Zaśpiewaj mi mamo
W szkole podstawowej ponad dwadzieścia lat temu były zajęcia dodatkowe. Nazywały się rytmiką. Pani grała na pianinie, a dzieci chodziły w kółeczko, klaszcząc w dłonie albo podrzucając woreczki wypełnione grochem.
Zajęcia z rytmiki przypomniały mi się w okolicznościach, w których nie powinny się przypominać – na Mszy św. z udziałem dzieci. Niby wszystko w porządku: dzieci z przodu, rodzice w pobliżu, katechetki zaangażowane. Problem zaczął się, kiedy z chóru padło polecenie: a teraz, dzieci, śpiewamy głośno! I wszyscy klaszczemy!
Przyznaję, że miałam dreszcze.
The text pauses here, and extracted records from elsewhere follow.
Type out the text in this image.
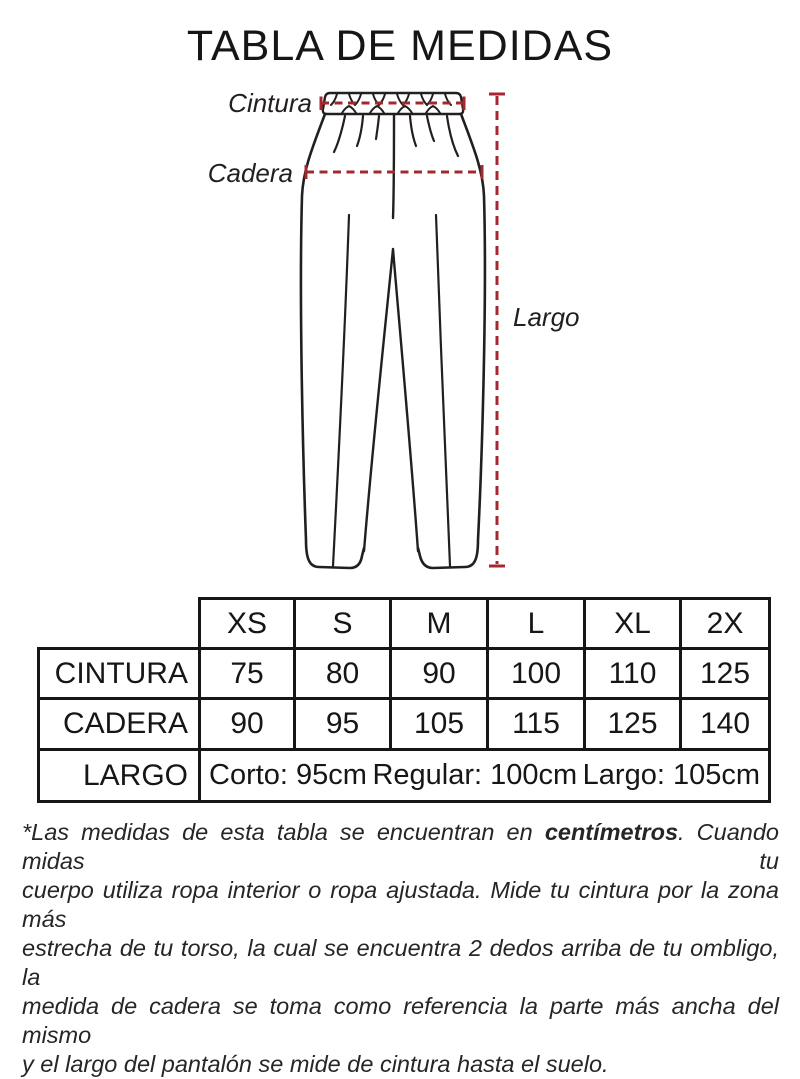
TABLA DE MEDIDAS
Cintura
Cadera
Largo
	XS	S	M	L	XL	2X
CINTURA	75	80	90	100	110	125
CADERA	90	95	105	115	125	140
LARGO	Corto: 95cm Regular: 100cm Largo: 105cm					
*Las medidas de esta tabla se encuentran en centímetros. Cuando midas tu
cuerpo utiliza ropa interior o ropa ajustada. Mide tu cintura por la zona más
estrecha de tu torso, la cual se encuentra 2 dedos arriba de tu ombligo, la
medida de cadera se toma como referencia la parte más ancha del mismo
y el largo del pantalón se mide de cintura hasta el suelo.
Dzieci klaskały głośno, absolutnie nie przejmując się tym, co śpiewają. Organista grał swoje – choć miałam wrażenie, że postawiony przy organach metronom oszalałby z przerażenia. Nawet, gdyby ktoś chciał się włączyć do tego dziwnego śpiewu, to mając odrobinę słuchu i wyczucia rytmu, nie dałby rady.
Naukowcy twierdzą, że dziecko uczy się śpiewać tylko od drugiego człowieka. Z telewizji i radia może muzykę polubić, może stać się nawet jej znawcą i koneserem – ale śpiewać nauczy się dopiero, kiedy obok będzie śpiewał ktoś drugi. Człowiek uczący się śpiewu z radia, nie jest w stanie utrzymać ani rytmu, ani melodii.
Melodię w kościele podtrzymuje pokolenie pań, nazywanych potocznie babciami. I chwała im za to, bo choć głosy często już nie takie, jak dawniej, to melodia nadal taka, jak w nutach zapisana. Za kilkanaście lat babciami będzie pokolenie dzieci, przy których metronom szaleje. A my, żeby nie wystraszyć świata, zmuszeni będziemy odprawiać jedynie recytowane liturgie.
Śpiewajmy z dziećmi, błagam. Pół godziny dziennie.